Most of these problems boil down to a couple operations.
Some kind of SQL system
Webservices (of the JSON/XML/HTML variety)
inputs: () -> Some<T>
outputs: Seq<T> -> ()
pipes: Seq<T> -> Seq<Q>
tees: Seq<T> -> () -> Seq<T> -> Seq<Q> (once partially applied the tee becomes a pipe)
- Designing usable APIs, which is to say identifying which aspects of System A are most important to System B, how the concepts should be transformed, and how the data should be aggregated.
- Catching errors thrown by one system when data is requested from another system and relaying, translating, or suppressing these errors. Also developing policies for dealing with unreliable services.
- Performance issues.
The first problem is the same as the second. (eg. which data (errors ARE data) where)
Make all your services unreliable and it solves 90% of your issues as then unreliable services aren't special.
Performance issues in data generally stem from two places (underspec'd hardware) and latency. Which are usually solved best by buying better hardware (more drives not more CPU) and buying a network nightmare box and putting 400ms of latency in the network. People stop designing chatty APIs pretty quickly at 400ms of latency.
The first problem is similar to the second, yes. They both still need to be solved, so what is your point?
If you think latency is the problem, why are you talking about building in latency? It seems like you actually think chatty APIs are the problem. And, yes, chatty APIs can cause slowness. But chatty APIs often exist because they are the simplest possible design. Once you realize that there is too much back-and-forth you may have to sacrifice API usability and simplicity by adding caching and eager-loading code. Again, you think this is just something that solves itself?
type Response<d,e> =
| Data of d
| Error of e
match response with
| Data d -> doSomething(d)
| Error e -> doSomethingElse(e)
match response with
| Data d -> Some(d)
| Error -> None
Each system in the chain should have a reference identifier to make tracking the requests across the system easy.
Chatty APIs often exist because a lot of programmers think that everything happens at the same speed and they think that having a getter and accessor for every field makes their code "object oriented". Putting in 400ms latency gets programmers to stop thinking that, it gets them thinking about "How can I issue a bunch of requests simultaneously, go do something else (like issuing more requests for someone else), and then respond to the client when I have all the data I need". It gets them writing async code, or using MARS. Maybe, 400ms is really excessive, but 100ms should still let your code run on systems with reasonable geographic separation.
Chatty APIs aren't simple, they're generally really annoying, because for decades the predominant idea in programming has been put as thin a veneer on top of the implementation as possible and lets call that an interface. It makes for a simple implementation at the expense of a horrible interface. APIs are about the interface.

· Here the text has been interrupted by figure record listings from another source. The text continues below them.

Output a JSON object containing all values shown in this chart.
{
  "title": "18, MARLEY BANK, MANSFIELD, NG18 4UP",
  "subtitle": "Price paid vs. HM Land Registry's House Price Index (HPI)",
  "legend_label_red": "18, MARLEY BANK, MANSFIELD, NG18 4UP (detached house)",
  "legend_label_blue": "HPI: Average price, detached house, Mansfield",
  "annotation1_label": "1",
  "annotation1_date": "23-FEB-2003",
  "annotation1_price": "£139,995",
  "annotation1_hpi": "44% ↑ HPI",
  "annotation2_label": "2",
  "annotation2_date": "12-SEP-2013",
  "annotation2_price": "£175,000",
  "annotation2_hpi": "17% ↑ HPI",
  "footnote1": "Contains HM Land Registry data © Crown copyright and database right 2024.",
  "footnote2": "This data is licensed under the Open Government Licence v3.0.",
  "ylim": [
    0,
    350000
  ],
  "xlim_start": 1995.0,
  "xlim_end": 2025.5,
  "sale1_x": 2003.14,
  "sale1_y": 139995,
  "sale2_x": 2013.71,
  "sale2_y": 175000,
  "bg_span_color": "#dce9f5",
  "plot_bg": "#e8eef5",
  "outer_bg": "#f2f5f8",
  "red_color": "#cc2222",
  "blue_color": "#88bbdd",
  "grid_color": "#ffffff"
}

> Using the usual sequence operators pretty much anything is possible
"People build BIG BALLS OF MUD because they work. In many domains, they are the only things that have been shown to work. Indeed, they work where loftier approaches have yet to demonstrate that they can compete.
"It is not our purpose to condemn BIG BALLS OF MUD. Casual architecture is natural during the early stages of a system’s evolution. The reader must surely suspect, however, that our hope is that we can aspire to do better. By recognizing the forces and pressures that lead to architectural malaise, and how and when they might be confronted, we hope to set the stage for the emergence of truly durable artifacts that can put architects in dominant positions for years to come. The key is to ensure that the system, its programmers, and, indeed the entire organization, learn about the domain, and the architectural opportunities looming within it, as the system grows and matures."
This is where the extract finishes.